If you're still seeing significant speedups, you might want to bottle this up and seek VC because a managed service along the lines of 'databricks but 10x faster' would certainly get traction.
It is in a very initial POC stage and distributed mode is pretty basic, but it is moving faster than I expected. Python integration is definitely one of the primary objectives as I suspect that no one is going to learn Rust for this, although I feel that it is not that hard. In fact, it can have a better integration story with python than Spark as Rust has good C interop. Regarding performance, yeah it is pretty good from what I have seen for CPU intensive tasks and once blockmanager is implemented with compression and other optimizations like Spark, shuffle tasks also will improve. There are a lot of unnecessary allocations here than I would prefer just to keep it in safe Rust as much as possible and there is still plenty of optimizations possible here. I am doing this in my free time only. I feel that it is too early to compare witn Spark given how many features Spark has. Maybe in a couple of months after it matures a bit and if there is enough traction for this, then we can look for sponsors.

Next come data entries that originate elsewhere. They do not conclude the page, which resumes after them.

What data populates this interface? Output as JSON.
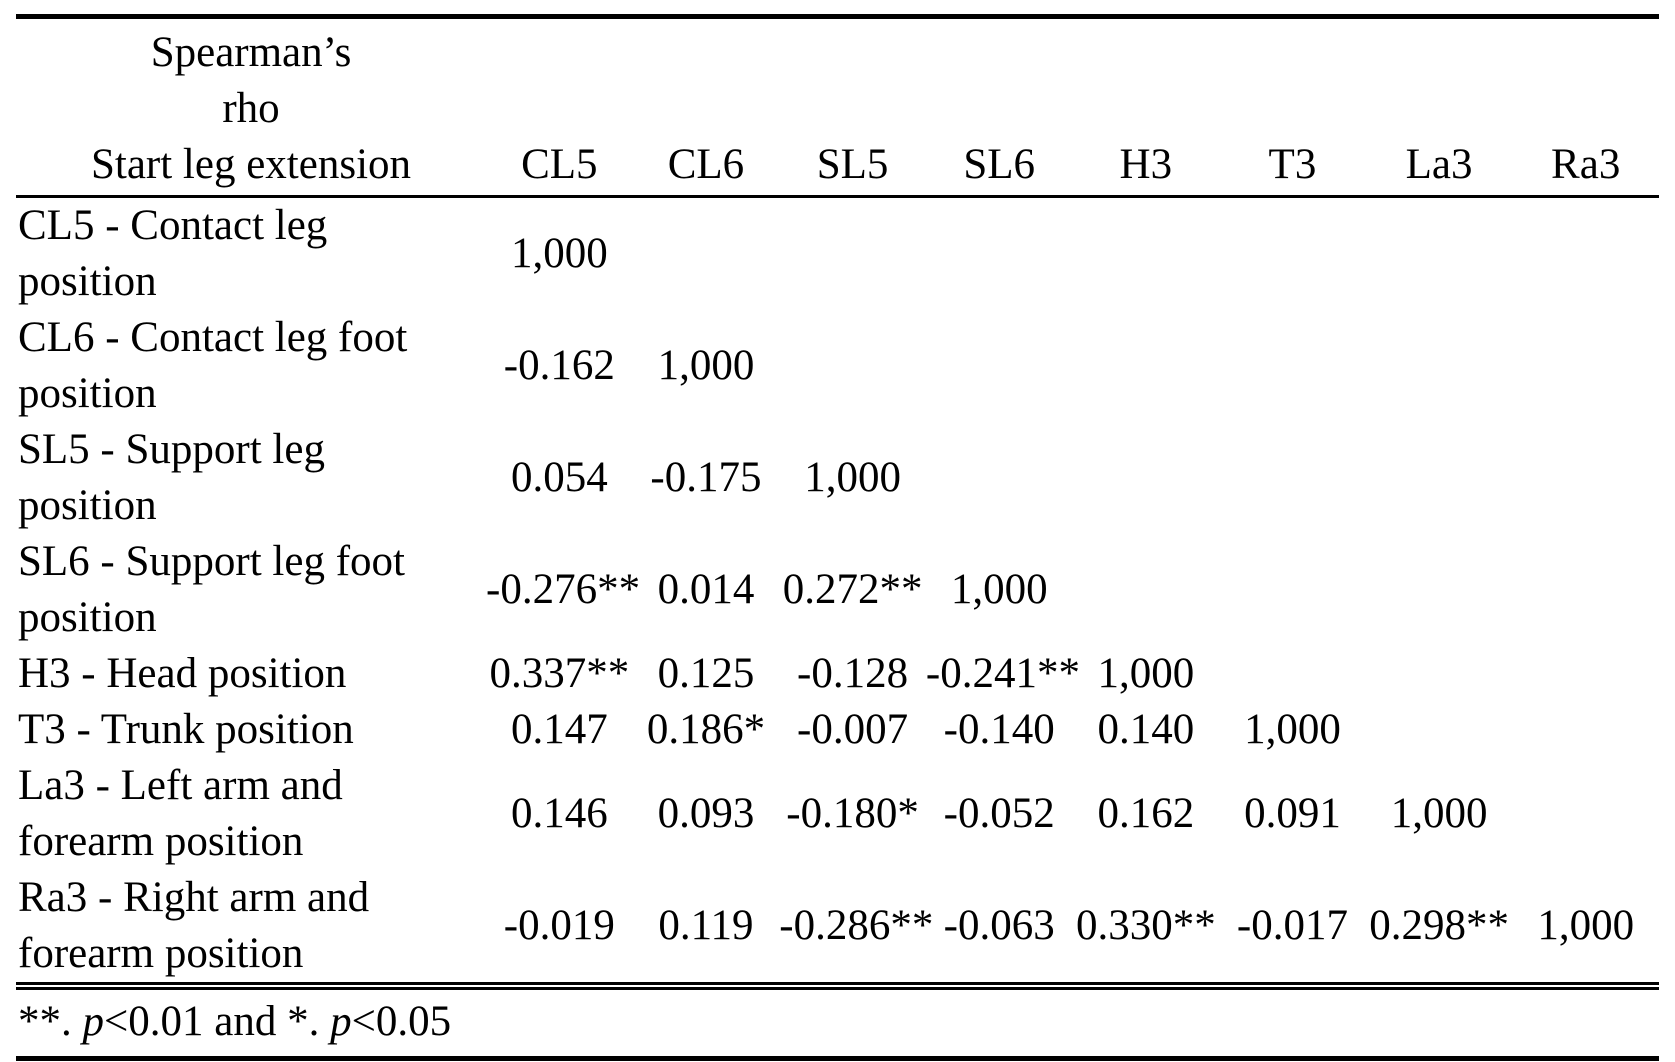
{
  "colors": {
    "text": "#000000",
    "background": "#ffffff"
  },
  "table": {
    "header": {
      "corner_title": "Spearman’s\nrho",
      "corner_subtitle": "Start leg extension",
      "columns": [
        "CL5",
        "CL6",
        "SL5",
        "SL6",
        "H3",
        "T3",
        "La3",
        "Ra3"
      ]
    },
    "rows": [
      {
        "label": "CL5 - Contact leg\nposition",
        "values": [
          "1,000",
          "",
          "",
          "",
          "",
          "",
          "",
          ""
        ]
      },
      {
        "label": "CL6 - Contact leg foot\nposition",
        "values": [
          "-0.162",
          "1,000",
          "",
          "",
          "",
          "",
          "",
          ""
        ]
      },
      {
        "label": "SL5 - Support leg\nposition",
        "values": [
          "0.054",
          "-0.175",
          "1,000",
          "",
          "",
          "",
          "",
          ""
        ]
      },
      {
        "label": "SL6 - Support leg foot\nposition",
        "values": [
          "-0.276**",
          "0.014",
          "0.272**",
          "1,000",
          "",
          "",
          "",
          ""
        ]
      },
      {
        "label": "H3 - Head position",
        "values": [
          "0.337**",
          "0.125",
          "-0.128",
          "-0.241**",
          "1,000",
          "",
          "",
          ""
        ]
      },
      {
        "label": "T3 - Trunk position",
        "values": [
          "0.147",
          "0.186*",
          "-0.007",
          "-0.140",
          "0.140",
          "1,000",
          "",
          ""
        ]
      },
      {
        "label": "La3 - Left arm and\nforearm position",
        "values": [
          "0.146",
          "0.093",
          "-0.180*",
          "-0.052",
          "0.162",
          "0.091",
          "1,000",
          ""
        ]
      },
      {
        "label": "Ra3 - Right arm and\nforearm position",
        "values": [
          "-0.019",
          "0.119",
          "-0.286**",
          "-0.063",
          "0.330**",
          "-0.017",
          "0.298**",
          "1,000"
        ]
      }
    ]
  },
  "footnote": {
    "part1": "**. ",
    "p1": "p",
    "part2": "<0.01 and *. ",
    "p2": "p",
    "part3": "<0.05"
  }
}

This is an economy where content competes for clicks, not clicks competing for content. The author of that content wants me to see it, Medium doesn't want me to see it. I don't care enough to try to circumvent their arrangement.
Given the number of votes on my root comment, it seems neither do most people.
You can also use Reader Mode on Safari, which not only avoids the modals and popups but gets rid of the top and bottom bars as well. Long-click on the Reader Mode button and you can set it to always use it on medium.com.
I haven't actually monetized it. I think without medium distribution, it will be limited to my followers. That is the only reason I switched on distribution. I have decided to just use Github for my future blog.
Stop hosting your content on a platform that holds it hostage so that it can make money off it without giving anything back to you.